The core question to be addressed is this: is the continuing presence of US military forces in Iraq part of the solution or part of the problem?
As occupying power, the US bears responsibility for Iraq under international law, and is duty-bound to try to leave it in better shape than it found it. But there is no sign of that happening.
The time has therefore come to consider whether a structured withdrawal of US and remaining allied troops, in tandem with a workable handover of security to Iraqi forces and a legitimate and inclusive political process, can chart a path out of the current chaos.
Faced with a withdrawal timetable, Iraqis who currently feel helpless will know that the opportunity to craft a better future lies in their hands.
Take security. Iraqi forces are being rebuilt to take over front-line tasks. This is slow work, but that is not the real problem. It is that those forces already trained cannot stand alongside a US military that daily rains thousands of tonnes of projectiles and high explosives on their compatriots. Each time there is a siege of Fallujah or Najaf, with the US using firepower that kills civilians by the hundred, these Iraqi forces melt away. Until eventual withdrawal, there would have to be a policy of military restraint, imposed above all on those US commanders who have operated without reference to their own superiors, let alone the notionally sovereign Iraqi government.

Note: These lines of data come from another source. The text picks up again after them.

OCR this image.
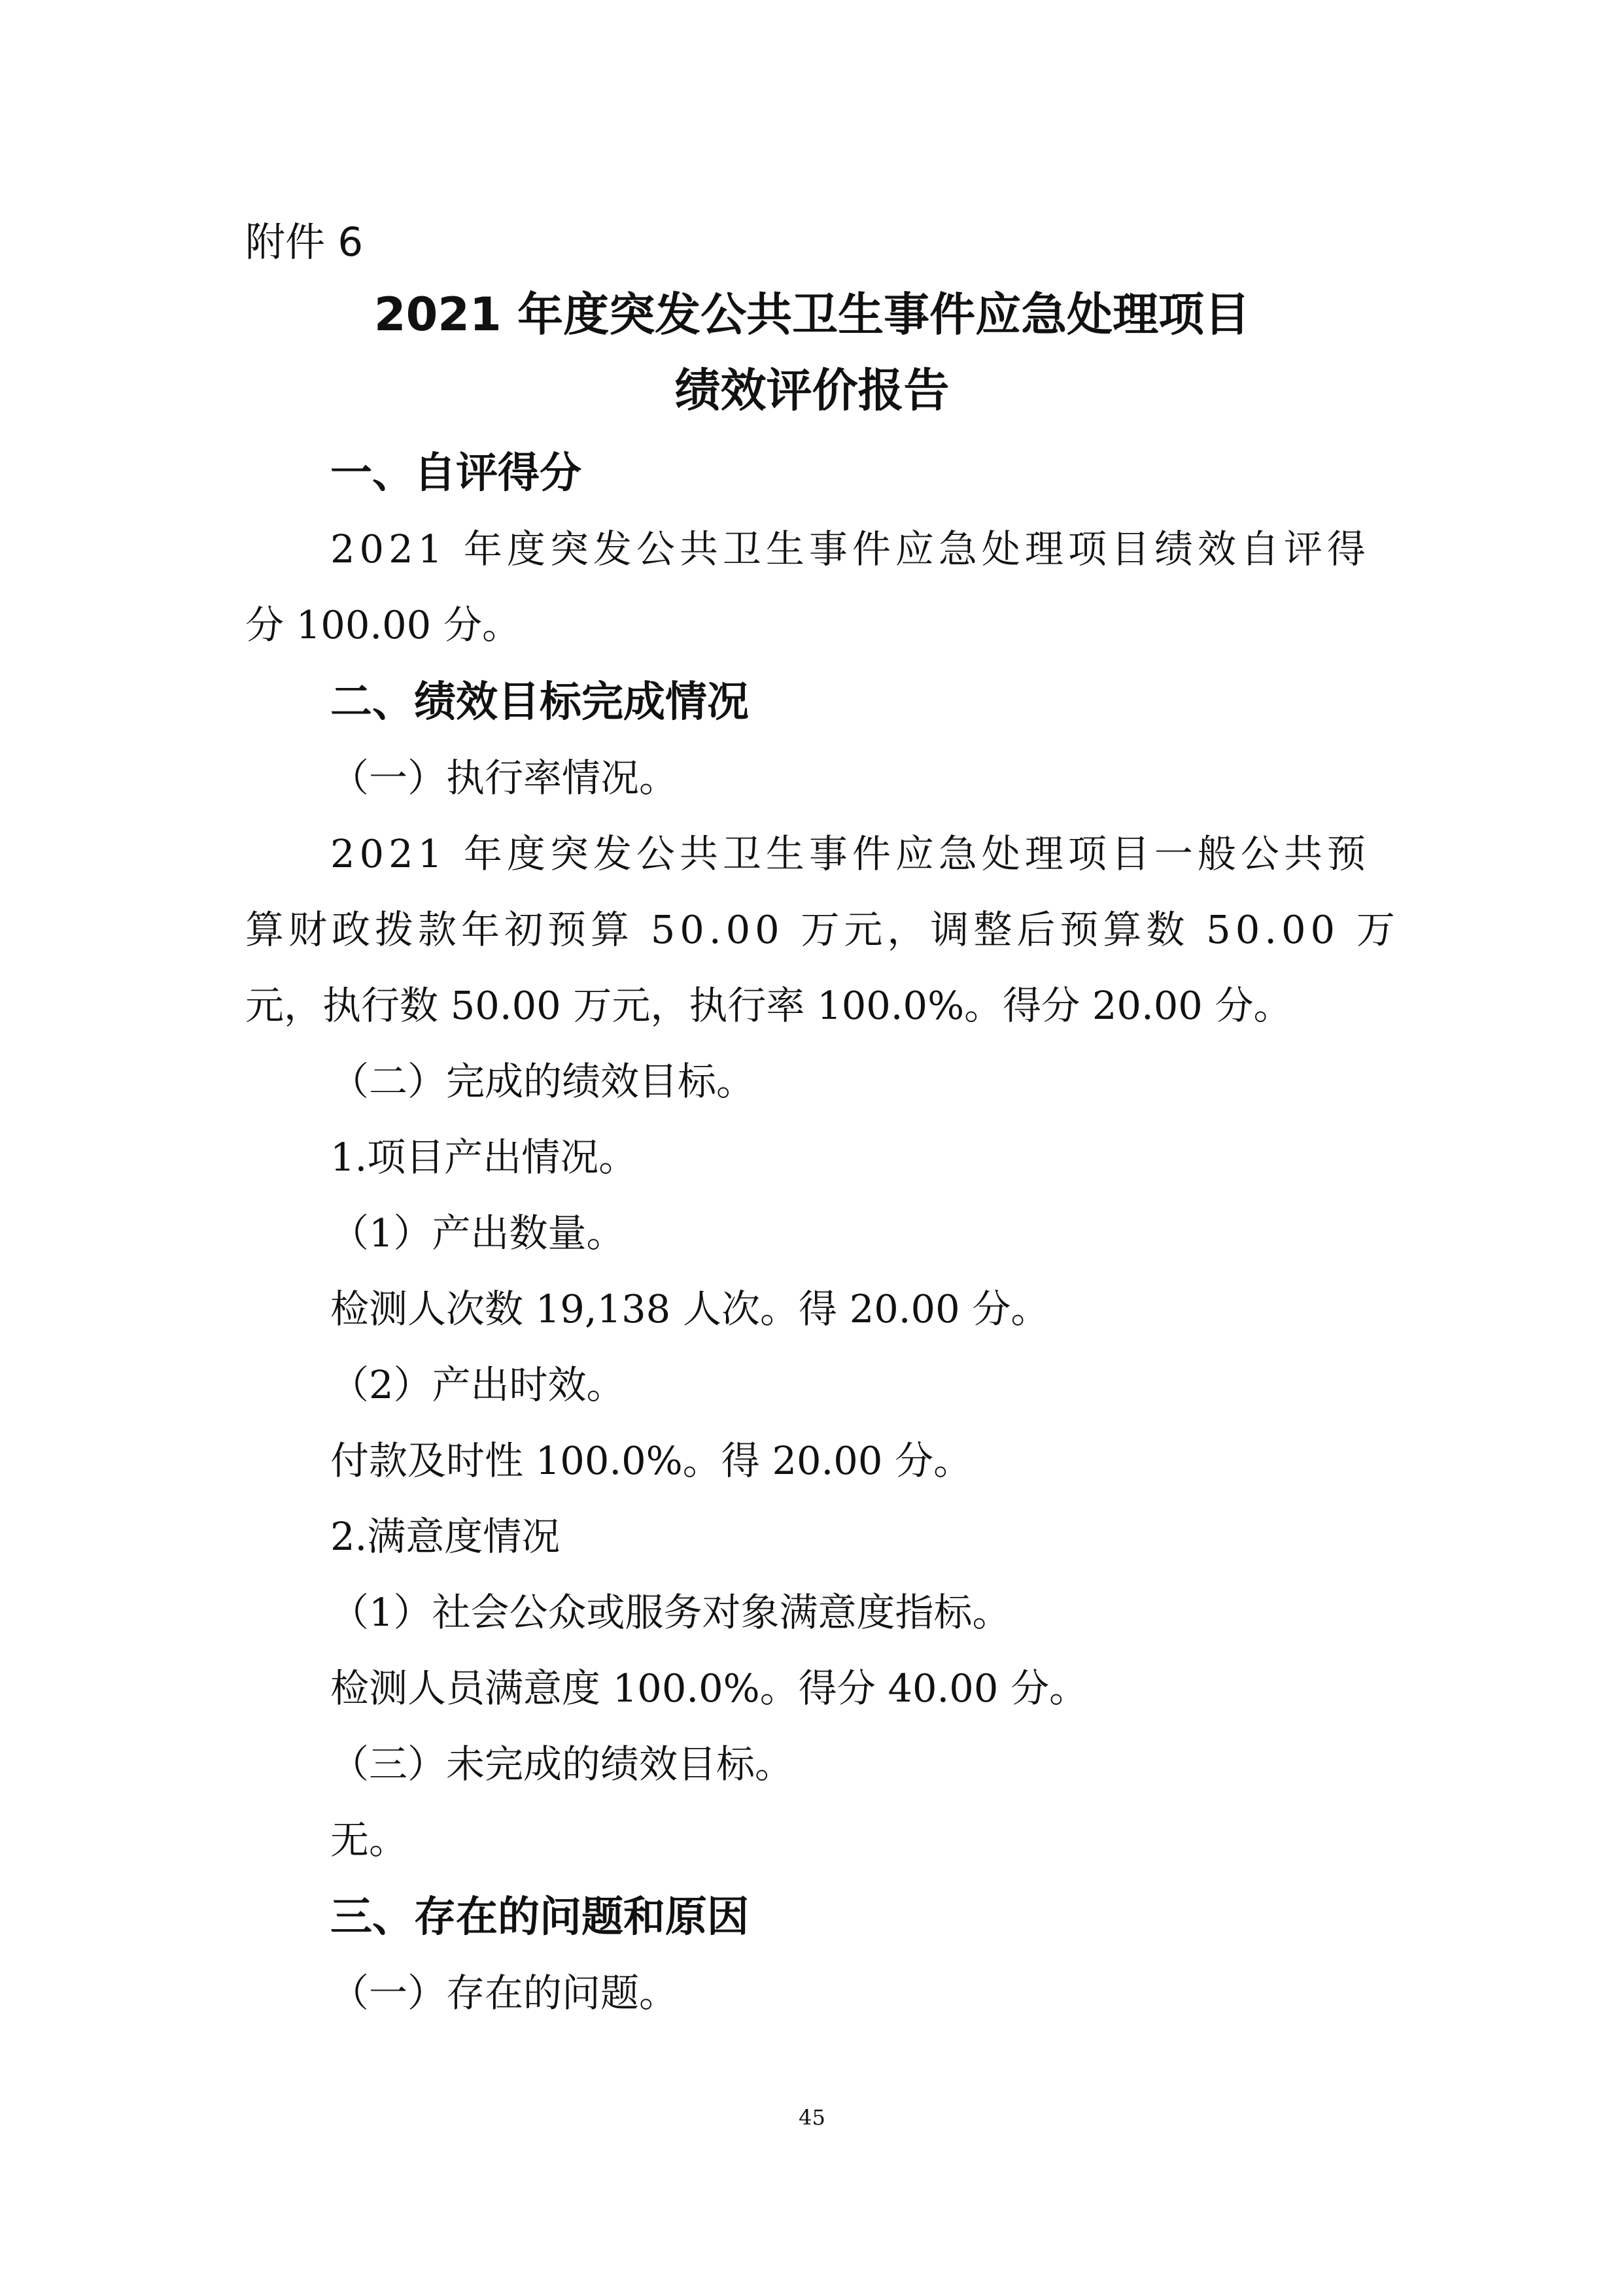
附件 6
2021 年度突发公共卫生事件应急处理项目
绩效评价报告
一、自评得分
2021 年度突发公共卫生事件应急处理项目绩效自评得
分 100.00 分。
二、绩效目标完成情况
（一）执行率情况。
2021 年度突发公共卫生事件应急处理项目一般公共预
算财政拨款年初预算 50.00 万元，调整后预算数 50.00 万
元，执行数 50.00 万元，执行率 100.0%。得分 20.00 分。
（二）完成的绩效目标。
1.项目产出情况。
（1）产出数量。
检测人次数 19,138 人次。得 20.00 分。
（2）产出时效。
付款及时性 100.0%。得 20.00 分。
2.满意度情况
（1）社会公众或服务对象满意度指标。
检测人员满意度 100.0%。得分 40.00 分。
（三）未完成的绩效目标。
无。
三、存在的问题和原因
（一）存在的问题。
45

Politically, if next year's elections are to have any chance of reflecting the will of the Iraqi people, the process must be opened up. Last month's national conference or proto-assembly was monopolised by expatriate politicians aligned with the interim government of Iyad Allawi. The only way national coalitions can be woven from Iraq's religious and ethnic patchwork is by including the opposition to the occupation. That means negotiating with the insurgents, probably through religious leaders of the stature of Ayatollah Ali al-Sistani. It also means an amnesty, which should help Iraqi authorities acquire the legitimacy to crush jihadist and other hold-outs.
Ideally, the US would accompany withdrawal by stating it has no intention of establishing bases in Iraq, and instead wishes to facilitate regional security agreements. That would be more stabilising than the current policy of bullying neighbours such as Iran and Syria, whose borders with Iraq the US in any case cannot control.
None of this will be less than messy. But whether Mr Bush or John Kerry wins the upcoming election, the US will eventually have to do something like this. Chaos is a great risk, and occupiers through the ages have pointed to that risk as their reason for staying put. But chaos is already here, and the power that is in large part responsible for it must start preparing now to step aside and let the Iraqis try to emerge from it.